Britain lacks a credible plan to revive its stuttering economy and risks being left behind by fast-moving emerging markets, said the head of British Airways owner IAG, at loggerheads with the government over airport expansion.
The country is not keeping pace with others that have cut business taxes, spent more on infrastructure and improved their schools and universities to drive growth at a time of increased competition and worries about global output, IAG chief executive Willie Walsh said on Thursday.
"We don't have a single plan for growth. We have one every other week," Walsh said in a speech to the annual conference of the British Chambers of Commerce, a business lobby group. "The words are always warm, but they go cold waiting for action."
Britain's GDP contracted by 0.2 percent in the last quarter of 2011 and the government is facing calls to do more to boost growth in its budget announcement next week. Fitch warned on Wednesday that its top credit rating is at risk due to weak growth and high public borrowing.
Walsh and his IAG group, which also owns Spain's Iberia, has been lobbying the British government to support the expansion of the UK's airport capacity.
Prime Minister David Cameron's coalition government said in 2010 that it would not allow a third runway at London's Heathrow Airport. There has been a long debate over how to expand the country's airports in the face of fierce opposition from green groups and people living near the sites.

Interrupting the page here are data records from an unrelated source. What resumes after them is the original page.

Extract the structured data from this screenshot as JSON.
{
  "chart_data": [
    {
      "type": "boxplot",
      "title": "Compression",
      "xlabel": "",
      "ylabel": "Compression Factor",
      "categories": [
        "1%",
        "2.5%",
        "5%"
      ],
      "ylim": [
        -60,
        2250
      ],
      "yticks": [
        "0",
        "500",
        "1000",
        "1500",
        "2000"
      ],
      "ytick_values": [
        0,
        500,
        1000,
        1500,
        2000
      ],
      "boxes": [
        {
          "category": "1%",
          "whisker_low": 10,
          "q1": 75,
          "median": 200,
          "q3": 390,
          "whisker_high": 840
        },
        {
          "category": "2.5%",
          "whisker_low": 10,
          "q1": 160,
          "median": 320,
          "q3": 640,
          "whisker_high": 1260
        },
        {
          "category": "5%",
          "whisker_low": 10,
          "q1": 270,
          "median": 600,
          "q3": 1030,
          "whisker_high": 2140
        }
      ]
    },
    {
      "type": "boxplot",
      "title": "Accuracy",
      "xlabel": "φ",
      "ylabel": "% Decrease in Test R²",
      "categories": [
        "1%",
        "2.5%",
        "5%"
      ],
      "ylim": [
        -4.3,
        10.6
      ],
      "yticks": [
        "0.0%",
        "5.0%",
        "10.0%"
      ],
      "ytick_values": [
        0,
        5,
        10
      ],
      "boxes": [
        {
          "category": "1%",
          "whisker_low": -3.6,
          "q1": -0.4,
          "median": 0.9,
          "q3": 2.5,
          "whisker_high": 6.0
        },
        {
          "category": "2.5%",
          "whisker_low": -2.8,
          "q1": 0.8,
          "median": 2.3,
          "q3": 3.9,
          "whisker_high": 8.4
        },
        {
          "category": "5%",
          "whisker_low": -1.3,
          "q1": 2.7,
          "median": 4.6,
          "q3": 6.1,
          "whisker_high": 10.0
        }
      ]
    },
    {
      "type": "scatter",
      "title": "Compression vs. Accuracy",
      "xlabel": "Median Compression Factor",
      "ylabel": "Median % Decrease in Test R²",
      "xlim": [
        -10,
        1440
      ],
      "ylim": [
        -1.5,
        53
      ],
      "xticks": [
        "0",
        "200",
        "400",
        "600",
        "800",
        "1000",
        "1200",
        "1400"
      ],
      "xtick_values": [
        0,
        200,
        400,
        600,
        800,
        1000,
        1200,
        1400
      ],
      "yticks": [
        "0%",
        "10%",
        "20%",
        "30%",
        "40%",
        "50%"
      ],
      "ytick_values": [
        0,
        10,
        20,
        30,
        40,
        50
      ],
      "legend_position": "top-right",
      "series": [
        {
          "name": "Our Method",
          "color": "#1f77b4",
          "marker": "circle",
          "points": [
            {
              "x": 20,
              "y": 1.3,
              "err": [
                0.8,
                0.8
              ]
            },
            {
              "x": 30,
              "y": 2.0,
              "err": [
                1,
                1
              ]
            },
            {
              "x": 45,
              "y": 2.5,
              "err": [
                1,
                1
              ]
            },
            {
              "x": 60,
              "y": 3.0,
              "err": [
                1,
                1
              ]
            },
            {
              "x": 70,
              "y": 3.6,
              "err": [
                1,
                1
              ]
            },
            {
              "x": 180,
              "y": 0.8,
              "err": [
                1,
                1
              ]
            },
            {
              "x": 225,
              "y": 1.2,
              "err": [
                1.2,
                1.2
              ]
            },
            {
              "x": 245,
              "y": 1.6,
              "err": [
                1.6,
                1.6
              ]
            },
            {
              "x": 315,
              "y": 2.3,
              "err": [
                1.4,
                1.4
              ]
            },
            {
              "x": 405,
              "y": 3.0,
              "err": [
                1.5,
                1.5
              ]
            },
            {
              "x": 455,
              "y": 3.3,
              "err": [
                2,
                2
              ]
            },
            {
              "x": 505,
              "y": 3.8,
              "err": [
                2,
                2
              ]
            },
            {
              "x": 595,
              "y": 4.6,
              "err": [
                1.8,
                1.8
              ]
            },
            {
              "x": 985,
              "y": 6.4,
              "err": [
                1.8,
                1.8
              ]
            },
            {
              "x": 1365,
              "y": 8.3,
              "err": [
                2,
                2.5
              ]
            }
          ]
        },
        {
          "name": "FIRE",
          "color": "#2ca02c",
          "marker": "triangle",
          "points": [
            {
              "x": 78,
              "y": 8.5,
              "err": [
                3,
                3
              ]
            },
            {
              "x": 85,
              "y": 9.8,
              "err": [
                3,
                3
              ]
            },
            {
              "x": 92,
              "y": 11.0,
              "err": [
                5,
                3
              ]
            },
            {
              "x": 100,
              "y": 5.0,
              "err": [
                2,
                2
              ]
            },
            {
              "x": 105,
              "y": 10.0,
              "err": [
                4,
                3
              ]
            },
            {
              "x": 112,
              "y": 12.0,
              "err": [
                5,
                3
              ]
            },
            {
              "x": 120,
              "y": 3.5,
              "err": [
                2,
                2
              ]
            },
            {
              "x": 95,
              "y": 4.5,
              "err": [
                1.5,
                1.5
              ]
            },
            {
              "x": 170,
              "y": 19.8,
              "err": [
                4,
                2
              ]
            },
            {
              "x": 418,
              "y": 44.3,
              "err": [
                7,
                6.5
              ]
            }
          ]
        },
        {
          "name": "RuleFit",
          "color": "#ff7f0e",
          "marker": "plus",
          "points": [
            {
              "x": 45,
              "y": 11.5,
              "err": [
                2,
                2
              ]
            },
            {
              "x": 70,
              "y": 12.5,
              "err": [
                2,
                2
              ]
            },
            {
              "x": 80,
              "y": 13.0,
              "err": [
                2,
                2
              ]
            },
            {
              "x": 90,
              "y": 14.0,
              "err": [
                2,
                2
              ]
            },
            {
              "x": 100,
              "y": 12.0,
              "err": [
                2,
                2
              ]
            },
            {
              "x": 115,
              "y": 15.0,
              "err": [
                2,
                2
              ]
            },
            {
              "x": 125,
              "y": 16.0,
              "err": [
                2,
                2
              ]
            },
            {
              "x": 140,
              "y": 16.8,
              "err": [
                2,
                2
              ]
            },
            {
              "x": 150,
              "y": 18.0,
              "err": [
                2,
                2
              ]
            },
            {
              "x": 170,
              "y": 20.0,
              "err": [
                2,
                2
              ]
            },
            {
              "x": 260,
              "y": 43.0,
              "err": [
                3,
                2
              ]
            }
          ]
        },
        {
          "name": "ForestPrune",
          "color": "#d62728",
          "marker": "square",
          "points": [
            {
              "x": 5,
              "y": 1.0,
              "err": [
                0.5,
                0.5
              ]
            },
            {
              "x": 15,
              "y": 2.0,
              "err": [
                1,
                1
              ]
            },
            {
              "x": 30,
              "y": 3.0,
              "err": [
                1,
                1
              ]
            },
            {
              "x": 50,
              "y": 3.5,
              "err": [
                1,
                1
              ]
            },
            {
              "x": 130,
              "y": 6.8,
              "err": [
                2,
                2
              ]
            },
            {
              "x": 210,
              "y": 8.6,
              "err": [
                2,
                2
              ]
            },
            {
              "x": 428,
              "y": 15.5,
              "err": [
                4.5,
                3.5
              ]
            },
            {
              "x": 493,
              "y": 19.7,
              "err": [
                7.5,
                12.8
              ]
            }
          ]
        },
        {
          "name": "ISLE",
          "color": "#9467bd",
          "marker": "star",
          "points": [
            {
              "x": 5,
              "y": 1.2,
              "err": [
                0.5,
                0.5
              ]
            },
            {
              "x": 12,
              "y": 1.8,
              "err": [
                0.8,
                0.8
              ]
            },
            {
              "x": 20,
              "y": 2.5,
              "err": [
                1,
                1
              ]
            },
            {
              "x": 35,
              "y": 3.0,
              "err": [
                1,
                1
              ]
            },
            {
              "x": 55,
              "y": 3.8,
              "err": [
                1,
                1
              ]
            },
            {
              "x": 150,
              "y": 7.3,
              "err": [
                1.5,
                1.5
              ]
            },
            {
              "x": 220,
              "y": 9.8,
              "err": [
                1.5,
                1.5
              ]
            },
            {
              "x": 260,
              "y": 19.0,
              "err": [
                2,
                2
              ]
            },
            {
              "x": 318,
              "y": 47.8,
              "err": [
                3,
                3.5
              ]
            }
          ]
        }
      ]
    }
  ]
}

Walsh said Britain's aviation policy was in an "unholy mess". Heathrow is full and Gatwick, south of the capital, is operating at full capacity at peak times. London Mayor Boris Johnson's idea for an airport in the River Thames estuary, east of London, is unlikely to ever see the light of day, he added.
"If we do not have a hub airport that links us directly to world growth, we will suffer for it," Walsh said. "Britain is confronting this prospect without boldness, courage or clarity."
Walsh said the government must do more to encourage better aviation links with fast-growing China and cut the cost of visas for Chinese visitors to Britain.
"We only connect to three cities in China from Heathrow," he said. "It is as if China were standing still. This will show up on the balance sheet of this country very soon."